Archive Integration

VidiCore has built in integration with a few archive vendors. For other vendors it is possible to write your own integration scripts which VidiCore then will invoke when a file is to be archived or restored.

Integrating with an archive using JavaScript

In order to get a working integration with an external archive, a special storage must be created with type ARCHIVE. For this integration to work, a script must be associated with the storage (described below).

Additionally, the storage should have a method that points to a location where both VidiCore and the archiving application can read and write files. Below, this is called the “staging area”.

When VidiCore is about to archive a file, the file will first be copied to the staging area and then the integration script will be invoked, which is supposed to read the file from the staging area and archive it.

Similarly, when VidiCore is about to restore a file, the integration script is first invoked, which is supposed to restore the file to the staging area, and then the file is copied from the staging area to the destination storage.

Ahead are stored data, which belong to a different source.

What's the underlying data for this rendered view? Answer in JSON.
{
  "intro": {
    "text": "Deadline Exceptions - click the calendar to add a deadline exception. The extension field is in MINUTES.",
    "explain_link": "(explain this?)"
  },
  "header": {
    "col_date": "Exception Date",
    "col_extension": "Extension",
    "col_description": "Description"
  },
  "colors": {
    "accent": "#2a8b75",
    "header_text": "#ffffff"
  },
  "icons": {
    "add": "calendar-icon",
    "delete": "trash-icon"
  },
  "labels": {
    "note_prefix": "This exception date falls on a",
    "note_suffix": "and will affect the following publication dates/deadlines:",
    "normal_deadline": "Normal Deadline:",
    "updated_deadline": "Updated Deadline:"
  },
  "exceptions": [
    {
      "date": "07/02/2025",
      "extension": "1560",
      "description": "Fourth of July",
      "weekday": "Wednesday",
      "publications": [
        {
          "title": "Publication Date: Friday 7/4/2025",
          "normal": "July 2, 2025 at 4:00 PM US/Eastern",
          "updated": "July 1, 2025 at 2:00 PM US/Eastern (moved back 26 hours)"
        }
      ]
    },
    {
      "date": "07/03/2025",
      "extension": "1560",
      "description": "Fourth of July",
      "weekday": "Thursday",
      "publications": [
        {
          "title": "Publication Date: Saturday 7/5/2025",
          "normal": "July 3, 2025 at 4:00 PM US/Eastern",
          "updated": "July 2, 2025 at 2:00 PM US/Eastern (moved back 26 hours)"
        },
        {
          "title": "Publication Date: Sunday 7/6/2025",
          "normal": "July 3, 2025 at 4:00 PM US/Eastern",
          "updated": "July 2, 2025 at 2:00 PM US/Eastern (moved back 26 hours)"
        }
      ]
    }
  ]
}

If the archiving application already has access to some of the storages in the system the usage of the staging area can be disabled. This is configured using the storage metadata archiveDirectlyFromStorages and restoreDirectlyToStorages.

Archive script

To enable integration, a JavaScript must be written which will perform the actual archive operation. In order to be as flexible as possible, this script can both make API calls to VidiCore (The api object), and invoke shell operations (The shell object).

The script also has access to a file object, which corresponds to the file entity on the ARCHIVE storage. This object has the following functions defined:

file.getMetadata(key)

If the specified metadata key is set on the file, the value is returned, otherwise null.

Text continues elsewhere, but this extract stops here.